II – Marx e seus efeitos críticos sobre a democracia contemporânea

Em relação às categorias da análise marxista, nós podemos afirmar que o nosso presente pertence ao que Marx chama de “uma democracia vulgar”, quer dizer, uma democracia onde a soberania do povo é ilusória. Deve-se reativar a expressão de Marx sobre a democracia real. Essa democracia não é a manifestação da verdade democrática. Em política não existe verdade de conceitos. Existe apenas a sua efetividade. Ou, para dizer conforme Rousseau, “quem não é nada não produz nada”. Uma democracia real é, então, um espaço no qual os conceitos de cidadão, de vontade do povo, de soberania produzem efeitos políticos.
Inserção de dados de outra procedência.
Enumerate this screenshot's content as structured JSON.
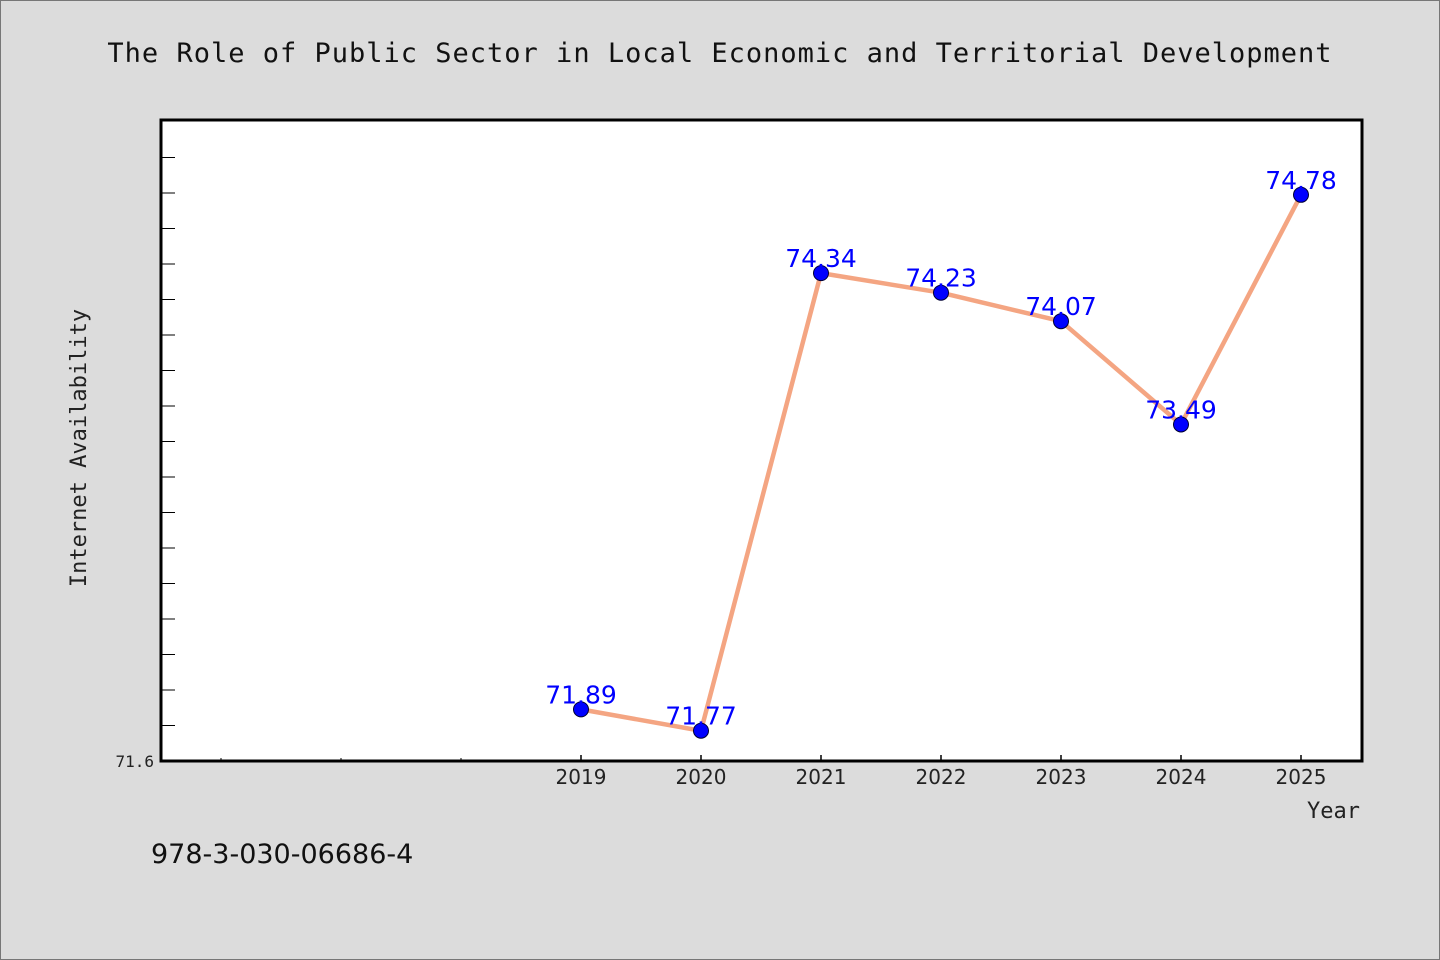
{
  "colors": {
    "background": "#dcdcdc",
    "plot_background": "#ffffff",
    "line": "#f4a582",
    "marker": "#0000ff",
    "data_label": "#0000ff"
  },
  "isbn": "978-3-030-06686-4",
  "chart_data": {
    "type": "line",
    "title": "The Role of Public Sector in Local Economic and Territorial Development",
    "xlabel": "Year",
    "ylabel": "Internet Availability",
    "y_min_label": "71.6",
    "ylim": [
      71.6,
      75.2
    ],
    "grid": false,
    "x": [
      "2019",
      "2020",
      "2021",
      "2022",
      "2023",
      "2024",
      "2025"
    ],
    "series": [
      {
        "values": [
          71.89,
          71.77,
          74.34,
          74.23,
          74.07,
          73.49,
          74.78
        ],
        "labels": [
          "71.89",
          "71.77",
          "74.34",
          "74.23",
          "74.07",
          "73.49",
          "74.78"
        ]
      }
    ]
  }
}
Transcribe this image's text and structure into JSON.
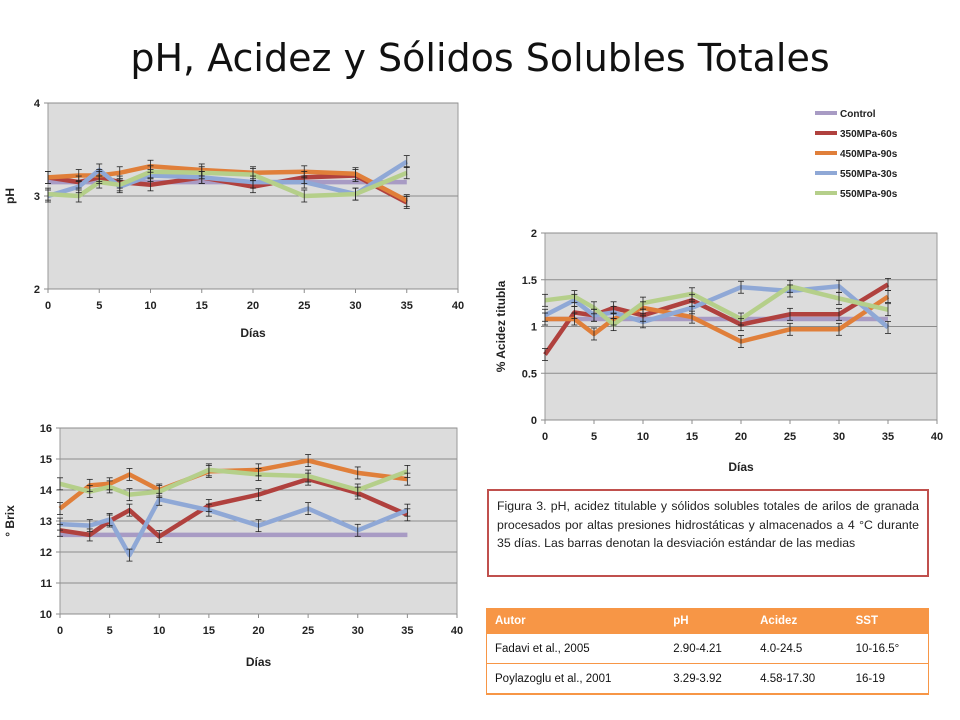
{
  "title": "pH, Acidez y Sólidos Solubles Totales",
  "legend": [
    {
      "name": "Control",
      "color": "#a89bc4"
    },
    {
      "name": "350MPa-60s",
      "color": "#b0413e"
    },
    {
      "name": "450MPa-90s",
      "color": "#e07f3a"
    },
    {
      "name": "550MPa-30s",
      "color": "#8fa8d6"
    },
    {
      "name": "550MPa-90s",
      "color": "#b5cf8a"
    }
  ],
  "caption": "Figura 3. pH, acidez titulable y sólidos solubles totales de arilos de granada procesados por altas presiones hidrostáticas y almacenados a 4 °C durante 35 días. Las barras denotan la desviación estándar de las medias",
  "table": {
    "headers": [
      "Autor",
      "pH",
      "Acidez",
      "SST"
    ],
    "rows": [
      [
        "Fadavi et al., 2005",
        "2.90-4.21",
        "4.0-24.5",
        "10-16.5°"
      ],
      [
        "Poylazoglu et al., 2001",
        "3.29-3.92",
        "4.58-17.30",
        "16-19"
      ]
    ]
  },
  "chart_data": [
    {
      "type": "line",
      "xlabel": "Días",
      "ylabel": "pH",
      "xlim": [
        0,
        40
      ],
      "ylim": [
        2,
        4
      ],
      "xticks": [
        "0",
        "5",
        "10",
        "15",
        "20",
        "25",
        "30",
        "35",
        "40"
      ],
      "yticks": [
        "2",
        "3",
        "4"
      ],
      "x": [
        0,
        3,
        5,
        7,
        10,
        15,
        20,
        25,
        30,
        35
      ],
      "series": [
        {
          "name": "Control",
          "values": [
            3.15,
            3.15,
            3.15,
            3.15,
            3.15,
            3.15,
            3.15,
            3.15,
            3.15,
            3.15
          ]
        },
        {
          "name": "350MPa-60s",
          "values": [
            3.2,
            3.15,
            3.2,
            3.15,
            3.12,
            3.2,
            3.1,
            3.2,
            3.22,
            2.93
          ]
        },
        {
          "name": "450MPa-90s",
          "values": [
            3.2,
            3.22,
            3.22,
            3.25,
            3.32,
            3.28,
            3.25,
            3.26,
            3.24,
            2.95
          ]
        },
        {
          "name": "550MPa-30s",
          "values": [
            3.0,
            3.1,
            3.28,
            3.1,
            3.22,
            3.2,
            3.15,
            3.15,
            3.02,
            3.37
          ]
        },
        {
          "name": "550MPa-90s",
          "values": [
            3.02,
            3.0,
            3.15,
            3.12,
            3.26,
            3.25,
            3.23,
            3.0,
            3.02,
            3.25
          ]
        }
      ]
    },
    {
      "type": "line",
      "xlabel": "Días",
      "ylabel": "% Acidez titubla",
      "xlim": [
        0,
        40
      ],
      "ylim": [
        0,
        2
      ],
      "xticks": [
        "0",
        "5",
        "10",
        "15",
        "20",
        "25",
        "30",
        "35",
        "40"
      ],
      "yticks": [
        "0",
        "0.5",
        "1",
        "1.5",
        "2"
      ],
      "x": [
        0,
        3,
        5,
        7,
        10,
        15,
        20,
        25,
        30,
        35
      ],
      "series": [
        {
          "name": "Control",
          "values": [
            1.08,
            1.08,
            1.08,
            1.08,
            1.08,
            1.08,
            1.08,
            1.08,
            1.08,
            1.08
          ]
        },
        {
          "name": "350MPa-60s",
          "values": [
            0.7,
            1.15,
            1.12,
            1.2,
            1.12,
            1.28,
            1.02,
            1.13,
            1.13,
            1.45
          ]
        },
        {
          "name": "450MPa-90s",
          "values": [
            1.08,
            1.08,
            0.92,
            1.08,
            1.2,
            1.1,
            0.84,
            0.97,
            0.97,
            1.32
          ]
        },
        {
          "name": "550MPa-30s",
          "values": [
            1.12,
            1.28,
            1.12,
            1.15,
            1.05,
            1.2,
            1.42,
            1.38,
            1.43,
            0.99
          ]
        },
        {
          "name": "550MPa-90s",
          "values": [
            1.28,
            1.32,
            1.2,
            1.02,
            1.25,
            1.35,
            1.08,
            1.43,
            1.3,
            1.18
          ]
        }
      ]
    },
    {
      "type": "line",
      "xlabel": "Días",
      "ylabel": "° Brix",
      "xlim": [
        0,
        40
      ],
      "ylim": [
        10,
        16
      ],
      "xticks": [
        "0",
        "5",
        "10",
        "15",
        "20",
        "25",
        "30",
        "35",
        "40"
      ],
      "yticks": [
        "10",
        "11",
        "12",
        "13",
        "14",
        "15",
        "16"
      ],
      "x": [
        0,
        3,
        5,
        7,
        10,
        15,
        20,
        25,
        30,
        35
      ],
      "series": [
        {
          "name": "Control",
          "values": [
            12.55,
            12.55,
            12.55,
            12.55,
            12.55,
            12.55,
            12.55,
            12.55,
            12.55,
            12.55
          ]
        },
        {
          "name": "350MPa-60s",
          "values": [
            12.7,
            12.55,
            13.0,
            13.35,
            12.5,
            13.5,
            13.85,
            14.35,
            13.9,
            13.2
          ]
        },
        {
          "name": "450MPa-90s",
          "values": [
            13.4,
            14.15,
            14.2,
            14.5,
            14.0,
            14.6,
            14.65,
            14.95,
            14.55,
            14.35
          ]
        },
        {
          "name": "550MPa-30s",
          "values": [
            12.9,
            12.85,
            13.05,
            11.9,
            13.7,
            13.35,
            12.85,
            13.4,
            12.7,
            13.35
          ]
        },
        {
          "name": "550MPa-90s",
          "values": [
            14.2,
            13.95,
            14.1,
            13.85,
            13.95,
            14.65,
            14.5,
            14.45,
            14.0,
            14.6
          ]
        }
      ]
    }
  ]
}
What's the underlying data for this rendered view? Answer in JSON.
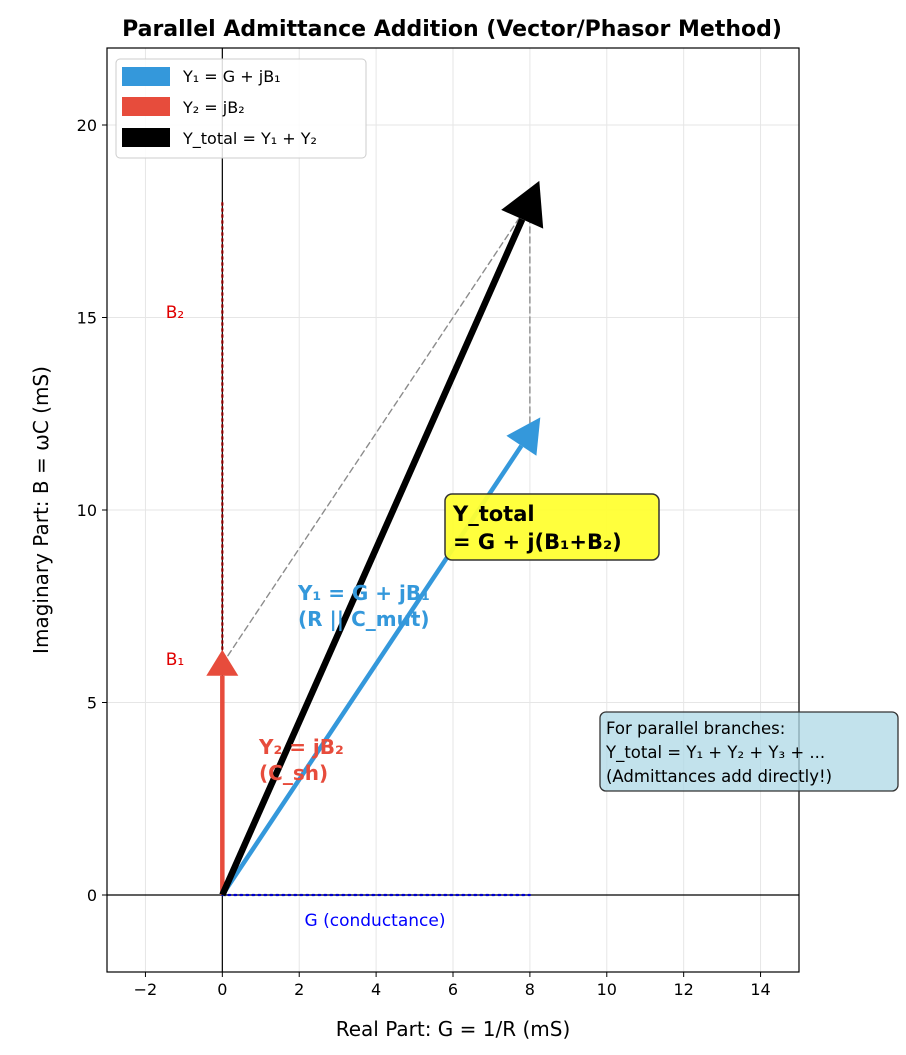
{
  "chart_data": {
    "type": "vector",
    "title": "Parallel Admittance Addition (Vector/Phasor Method)",
    "xlabel": "Real Part: G = 1/R (mS)",
    "ylabel": "Imaginary Part: B = ωC (mS)",
    "xlim": [
      -3,
      15
    ],
    "ylim": [
      -2,
      22
    ],
    "xticks": [
      -2,
      0,
      2,
      4,
      6,
      8,
      10,
      12,
      14
    ],
    "yticks": [
      0,
      5,
      10,
      15,
      20
    ],
    "grid": true,
    "legend_position": "top-left",
    "vectors": [
      {
        "name": "Y₁ = G + jB₁",
        "from": [
          0,
          0
        ],
        "to": [
          8,
          12
        ],
        "color": "#3498db"
      },
      {
        "name": "Y₂ = jB₂",
        "from": [
          0,
          0
        ],
        "to": [
          0,
          6
        ],
        "color": "#e74c3c"
      },
      {
        "name": "Y_total = Y₁ + Y₂",
        "from": [
          0,
          0
        ],
        "to": [
          8,
          18
        ],
        "color": "#000000"
      }
    ],
    "guide_lines": [
      {
        "from": [
          0,
          6
        ],
        "to": [
          8,
          18
        ],
        "style": "dashed",
        "color": "#8c8c8c"
      },
      {
        "from": [
          8,
          12
        ],
        "to": [
          8,
          18
        ],
        "style": "dashed",
        "color": "#8c8c8c"
      },
      {
        "from": [
          0,
          0
        ],
        "to": [
          0,
          18
        ],
        "style": "dotted",
        "color": "#8b0000"
      },
      {
        "from": [
          0,
          0
        ],
        "to": [
          8,
          0
        ],
        "style": "dotted",
        "color": "#0000cd"
      }
    ],
    "annotations": {
      "y1_label": [
        "Y₁ = G + jB₁",
        "(R || C_mut)"
      ],
      "y2_label": [
        "Y₂ = jB₂",
        "(C_sh)"
      ],
      "ytotal_label": [
        "Y_total",
        "= G + j(B₁+B₂)"
      ],
      "b1_label": "B₁",
      "b2_label": "B₂",
      "g_label": "G (conductance)",
      "note": [
        "For parallel branches:",
        "Y_total = Y₁ + Y₂ + Y₃ + ...",
        "(Admittances add directly!)"
      ]
    },
    "colors": {
      "y1": "#3498db",
      "y2": "#e74c3c",
      "total": "#000000",
      "highlight_box": "#ffff33",
      "note_box": "#add8e6",
      "b_labels": "#e00000",
      "g_label": "#0000ff"
    }
  }
}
A questão a ser colocada é a seguinte: a vontade dos cidadãos é hoje realmente a força motriz da política democrática? Ela seria se os candidatos fossem designados pelos cidadãos e não pela lógica burocrática dos diferentes partidos. Ela seria se os deputados representassem mais os seus eleitores do que o partido que os apresentou em uma circunscrição eleitoral segura. Ela seria se a democracia respondesse à diferença representativa entre a vontade dos cidadãos e a dos representantes. Ela seria se a democracia tornasse impossível qualquer acúmulo de mandato. Paremos com essa enumeração. Todos esses fenômenos mostram que a nossa democracia não é real no sentido de Marx, pois ela não confere efetividade política aos cidadãos. O sufrágio universal serve apenas para designar políticos que se constituem independentemente da eleição. Nós estamos menos em uma democracia do que em uma oligarquia eletiva. Assim, se deveria afirmar que nosso regime coincide com o fim do governo pelo povo,  substituído pelo governo aprovado pelo povo. Para falar como Marx, nossa democracia “despoja pouco a pouco a fortaleza parlamentar, a Assembleia Nacional, de todos os meios de defesa contra o executivo” (42). Se a reflexão política é sensível a uma certa ética da terminologia, deve-se constatar que o poder Executivo não se contenta simplesmente em aplicar as leis, mas as faz recorrendo à criação de comissões que garantem que os relatórios se transformem em projetos de lei. Todas as leis importantes tiveram uma origem extraparlamentar. Deve-se, então, mudar as definições dos termos utilizados para caracterizar o nosso regime político: o poder Legislativo é uma câmara de legalização dos textos das leis; o poder Executivo é o poder governamental.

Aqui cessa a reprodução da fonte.